In the Declaration of Independence Jefferson wrote
“We hold these truths to be self-evident, that all men are created equal, that they are endowed by their Creator with certain unalienable Rights, that among these are Life, Liberty and the pursuit of Happiness.–That to secure these rights, Governments are instituted among Men, deriving their just powers from the consent of the governed, –That whenever any Form of Government becomes destructive of these ends, it is the Right of the People to alter or to abolish it, and to institute new Government, laying its foundation on such principles and organizing its powers in such form, as to them shall seem most likely to effect their Safety and Happiness.”

All men are created equal – in those days it was indeed free men he was talking about but if we take seriously the fact that God created each and every one of us and made humankind in God’s own image the statement takes on a very powerful meaning. We are equal. We all have rights.

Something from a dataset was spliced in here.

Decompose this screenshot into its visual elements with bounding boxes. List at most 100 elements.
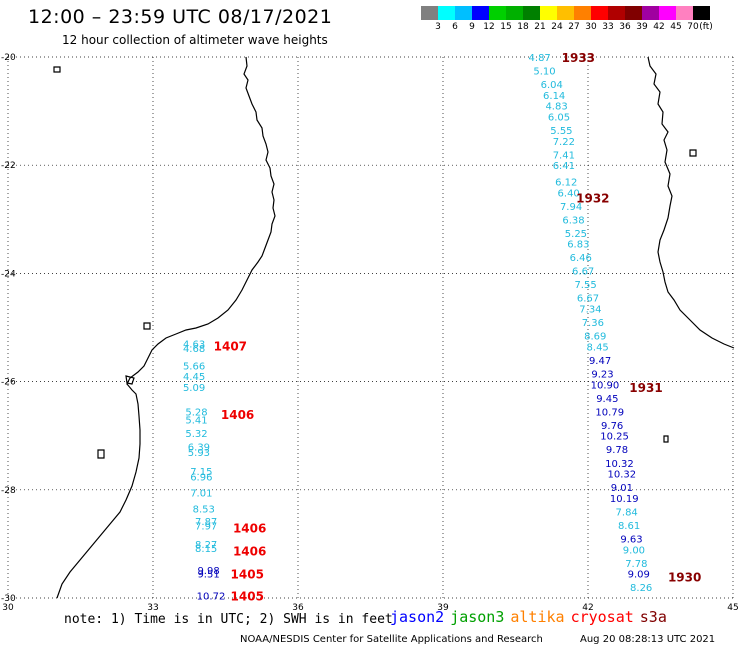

Rights. What are we entitled to? Life – does this include enough to eat, shelter, healthcare, care in old age? I think so. Liberty – we value our freedom greatly in this country. We are willing to put our young people in harm’s way to insure it, even if the wars we fight seem unconnected to us in many ways. We are free to go about our lives without fear for the most part. Slavery is illegal. Pursuit of happiness – this is beyond just having basic necessities. We have the right to pursue that which adds to our sense of well-being. The rights bestowed up on citizens of the United States of America are documented in the Constitution or by legislative act of our Congress. These entitlements reflect this idea of life, liberty and happiness. In that light they are truly entitlements. Lately, the term has been used in a negative sense. There is a suggestion that maybe social security, or welfare support, or food stamps, or even health care are “gifts”. That doesn’t jive with the idea that there are certain things people can depend on in this country. Do you have to pay into something to be entitled to it?
I am far more concerned with the entitlement felt by the people in this country who have enough or more than enough, often upon the backs of those who don’t. Why is it that we have to have more and more? It is as if wealth is not enough if it isn’t more year after year. Why do companies who make fantastic profit feel that if that profit isn’t greater the next year they are failing? While I think growth is good, a decent profit should be acceptable to shareholders even if it isn’t as great as last year. It is one reason large corporations hurt employees with layoffs or cuts in pay in order to bring the “bottom line” higher each year. That to me is entitlement in the negative sense. Just because you were able to rip off customers one year doesn’t mean that now you are entitled to do it into perpetuity. I believe our nation which was built on racist ideology has come to believe that this is the way things should be rather than seeing it for what it is. As a country we have been slowly starting to see the dangers of a racist society where one race benefits while all others are oppressed. In actuality it hurts all involved. Yet, we still have many who see themselves as entitled to privileges because of their birth into a certain race. This is the dangerous entitlement we should be fighting. Not entitlements as named in our constitution or by our laws. If we can find ways to stop greed based on the bad entitlement mindset we would have no need to damage our good entitlement programs which allow our citizens have basic necessities for life, liberty and pursuit of happiness.

I believe that when basic needs are met, people are more likely to thrive, to be productive citizens and care for one another.